365Books: The Brandons by Angela Thirkell

If you want to escape where we are today, this is a lovely way to do that.

The Brandons takes place just before WWII, in a quaint English country hamlet. The action takes place mostly at Stories, the Brandon’s estate; at the vicarage; and at Brandon Abbey, a remote, dark and depressing estate. Mrs. Brandon, who married into the family but is now a widow, her adult son and young adult daughter, live at Stories, adjacent to the vicarage.

The book starts with a letter from Aunt Sissie, Mrs. Brandon’s dead-husband’s aunt, who lives at Brandon Abbey. Aunt Sissie is lonely – for very good reasons for she is a very hard person to get along with – who leverages her estate to get her grand-nieces and -nephews to pay attention to her.
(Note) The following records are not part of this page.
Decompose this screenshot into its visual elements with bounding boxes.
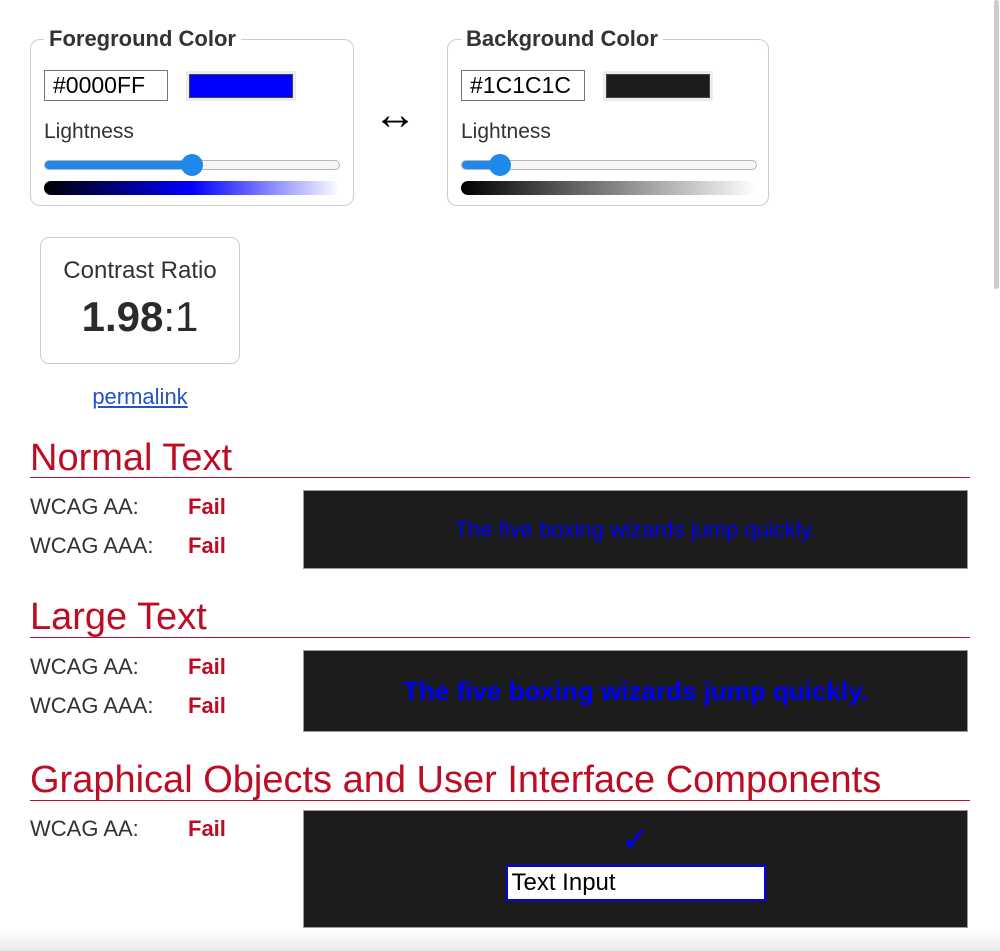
normal-sample-text: The five boxing wizards jump quickly. <box>454 516 817 542</box>
graphical-aa-result: Fail <box>188 816 226 841</box>
contrast-ratio-value: 1.98:1 <box>41 293 239 341</box>
large-text-heading: Large Text <box>30 596 207 638</box>
background-hex-input[interactable] <box>461 70 585 101</box>
background-color-panel: Background Color Lightness <box>447 26 769 206</box>
background-lightness-label: Lightness <box>461 120 551 143</box>
background-lightness-slider[interactable] <box>461 154 757 176</box>
foreground-color-swatch[interactable] <box>189 74 293 98</box>
contrast-ratio-box: Contrast Ratio 1.98:1 <box>40 237 240 364</box>
background-color-swatch[interactable] <box>606 74 710 98</box>
foreground-lightness-label: Lightness <box>44 120 134 143</box>
large-aaa-result: Fail <box>188 693 226 718</box>
vertical-scrollbar[interactable] <box>994 0 999 289</box>
permalink-link[interactable]: permalink <box>92 384 188 409</box>
ratio-suffix: :1 <box>163 293 199 340</box>
slider-fill <box>462 161 501 169</box>
foreground-color-panel: Foreground Color Lightness <box>30 26 354 206</box>
graphical-objects-heading: Graphical Objects and User Interface Com… <box>30 759 882 801</box>
swap-colors-arrow-icon: ↔ <box>373 90 417 139</box>
foreground-hex-input[interactable] <box>44 70 168 101</box>
normal-aa-result: Fail <box>188 494 226 519</box>
graphical-sample-box: ✓ <box>303 810 968 928</box>
foreground-lightness-gradient <box>44 181 340 195</box>
large-text-sample-box: The five boxing wizards jump quickly. <box>303 650 968 732</box>
permalink-wrap: permalink <box>40 384 240 410</box>
section-divider <box>30 477 970 478</box>
normal-aaa-result: Fail <box>188 533 226 558</box>
check-icon: ✓ <box>621 821 650 859</box>
normal-text-sample-box: The five boxing wizards jump quickly. <box>303 490 968 569</box>
slider-fill <box>45 161 192 169</box>
normal-aa-label: WCAG AA: <box>30 494 139 519</box>
large-aa-label: WCAG AA: <box>30 654 139 679</box>
contrast-ratio-label: Contrast Ratio <box>63 257 217 284</box>
background-color-legend: Background Color <box>461 26 663 52</box>
section-divider <box>30 637 970 638</box>
ratio-number: 1.98 <box>81 293 164 340</box>
bottom-fade-decor <box>0 930 1000 951</box>
large-aa-result: Fail <box>188 654 226 679</box>
large-sample-text: The five boxing wizards jump quickly. <box>403 675 868 706</box>
foreground-lightness-slider[interactable] <box>44 154 340 176</box>
foreground-color-legend: Foreground Color <box>44 26 241 52</box>
background-slider-thumb[interactable] <box>489 154 512 176</box>
graphical-aa-label: WCAG AA: <box>30 816 139 841</box>
normal-aaa-label: WCAG AAA: <box>30 533 154 558</box>
normal-text-heading: Normal Text <box>30 437 233 479</box>
section-divider <box>30 800 970 801</box>
background-lightness-gradient <box>461 181 757 195</box>
sample-text-input[interactable] <box>505 865 766 901</box>
large-aaa-label: WCAG AAA: <box>30 693 154 718</box>
foreground-slider-thumb[interactable] <box>181 154 203 176</box>
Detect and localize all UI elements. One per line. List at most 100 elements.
To be honest, they don’t much care what she does with her estate; they just feel sorry for her, being so lonely and unloved; and so, they respond to her commands.

When they arrive at Brandon Abbey, the family makes two discoveries: first, they meet the cousin that Aunt Sissie is always threatening to leave the estate to, instead of them – and they are happy to meet him and, until they get to know him as a person, they wish that she would leave her estate to him; and they meet Miss Morris, Aunt Sissie’s latest companion. Miss Morris grew up as a Vicar’s daughter but, after her the dictatorial father drove off the sensitive young curate that she felt akin to; and then after her father’s death left her penniless, enslaved to caregiving jobs for the elderly, at jobs that wouldn’t allow her to save for the future, she has ended up at Brandon Abbey, caring for the tyrannical Aunt Sissie.

And then it turns out that Miss Morris happens to have been acquainted with vicar adjacent to The Stories, although he quarreled with her father before they could really resolve how they felt. Can they overcome their memories of Miss Morris’s father

When you need a book full of peace, where everything works out right in the end, there is nothing like Angela Thirkell.

And nothing like the Brandons.

I once read in a British novel – perhaps it was a murder mystery, maybe in a Miss Silver mystery – of a novelist who wrote stories in which nothing happened.

And that perfectly describes Angel Thirkell.